There is a toleration which is treachery. There is a peace which issues in paralysis. There are hours when the church must say no to those who ask communion with her, and in the doing of her work upon the basis of compromise. Such standing aloof may produce ostracism and persecution, but it will maintain power and influence. If the church of God in the cities of today were aloof from the maxims of the age, separated from the materialistic philosophies of the schools, bearing witness alone to the all-sufficiency of Christ and the perfection of his salvation, even though persecuted and ostracized and bruised, it would be to the church that men would look in the hour of their heartbreak and sorrow and national need. The reason why men do not look to the church today is that she has destroyed her own influence by compromising with the things of the world.

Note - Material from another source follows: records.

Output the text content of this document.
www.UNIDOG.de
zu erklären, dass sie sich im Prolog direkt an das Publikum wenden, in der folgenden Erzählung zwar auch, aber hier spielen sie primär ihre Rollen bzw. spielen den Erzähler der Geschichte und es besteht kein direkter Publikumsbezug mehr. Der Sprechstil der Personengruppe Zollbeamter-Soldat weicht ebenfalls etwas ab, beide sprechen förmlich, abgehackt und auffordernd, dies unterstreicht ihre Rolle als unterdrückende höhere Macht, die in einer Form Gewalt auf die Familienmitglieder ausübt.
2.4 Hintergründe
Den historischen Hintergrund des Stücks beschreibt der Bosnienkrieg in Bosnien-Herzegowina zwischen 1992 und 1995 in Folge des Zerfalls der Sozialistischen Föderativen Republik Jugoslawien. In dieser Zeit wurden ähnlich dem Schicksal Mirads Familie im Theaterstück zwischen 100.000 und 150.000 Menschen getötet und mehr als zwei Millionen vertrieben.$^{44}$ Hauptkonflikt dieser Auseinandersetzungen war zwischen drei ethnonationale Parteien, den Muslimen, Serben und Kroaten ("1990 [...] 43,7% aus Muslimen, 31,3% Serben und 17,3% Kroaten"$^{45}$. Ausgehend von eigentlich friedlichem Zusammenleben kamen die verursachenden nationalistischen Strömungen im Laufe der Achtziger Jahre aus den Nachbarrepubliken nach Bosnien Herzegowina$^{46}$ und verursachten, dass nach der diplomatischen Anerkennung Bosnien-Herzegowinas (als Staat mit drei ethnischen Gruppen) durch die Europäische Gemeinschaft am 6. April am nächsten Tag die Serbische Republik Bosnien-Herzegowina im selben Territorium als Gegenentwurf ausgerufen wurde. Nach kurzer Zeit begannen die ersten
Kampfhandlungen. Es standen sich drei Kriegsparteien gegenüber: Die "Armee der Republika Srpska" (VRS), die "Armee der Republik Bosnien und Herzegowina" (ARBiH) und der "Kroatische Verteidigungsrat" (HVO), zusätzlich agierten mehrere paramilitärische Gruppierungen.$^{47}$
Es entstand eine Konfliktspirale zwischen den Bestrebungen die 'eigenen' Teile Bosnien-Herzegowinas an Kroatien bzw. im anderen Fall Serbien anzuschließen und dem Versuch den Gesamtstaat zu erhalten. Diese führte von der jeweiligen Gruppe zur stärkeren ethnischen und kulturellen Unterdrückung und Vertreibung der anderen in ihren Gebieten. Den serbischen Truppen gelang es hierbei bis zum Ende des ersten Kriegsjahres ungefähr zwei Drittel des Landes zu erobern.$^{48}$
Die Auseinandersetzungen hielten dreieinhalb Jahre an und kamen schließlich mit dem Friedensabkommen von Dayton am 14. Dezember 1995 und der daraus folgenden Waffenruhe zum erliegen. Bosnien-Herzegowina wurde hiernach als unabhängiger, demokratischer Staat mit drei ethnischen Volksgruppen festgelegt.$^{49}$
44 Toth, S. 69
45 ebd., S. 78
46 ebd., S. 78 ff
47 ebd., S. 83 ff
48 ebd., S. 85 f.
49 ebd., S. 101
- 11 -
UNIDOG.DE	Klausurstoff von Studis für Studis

So the people say today there's so much world in the church and so much church in the world, you can't tell the difference between the two. And I could cite all of the statistics that come from all of the surveys that say when it comes to how we live, it's not a whole lot better than how the rest of the world lives. And people say, "Why has the church lost its influence"? We have become so fixated on being relevant that we've become totally irrelevant. We've been so fixated on taking our mantra from the media, and taking our marching orders from the marketplace instead of from the Word of God, we now have nothing to say to the world that's different than what they can get just about anyplace else. So, when we no longer are the church in the world, why should we expect the world to ever come and ask what we think about anything? And I want to tell you there's time for us to get back. Maybe this is the time. Toleration is a word that is being overlooked. There is a toleration which is treachery, and there is a peace which is paralysis.
Now, I'm not a rabble-rouser, I'm not a fighter. I don't like to get in shootouts with other people, you know that. But ladies and gentlemen, we're walking into a period of time that's very Pergaminian, where, if we're not careful, we're going to lose our sense of who we are, and the church will be just a byword, as it has become already in so many places. So what do we do about that? We ask the Lord to make us vigilant, we ask the Lord to give us courage, we ask the Lord to help us understand that we can still be the church. If people want to ridicule us and say that we're intolerant because we speak the truth, so be it. But when we speak the truth, we stand in the train of the Lord God who called us, who Himself is the truth.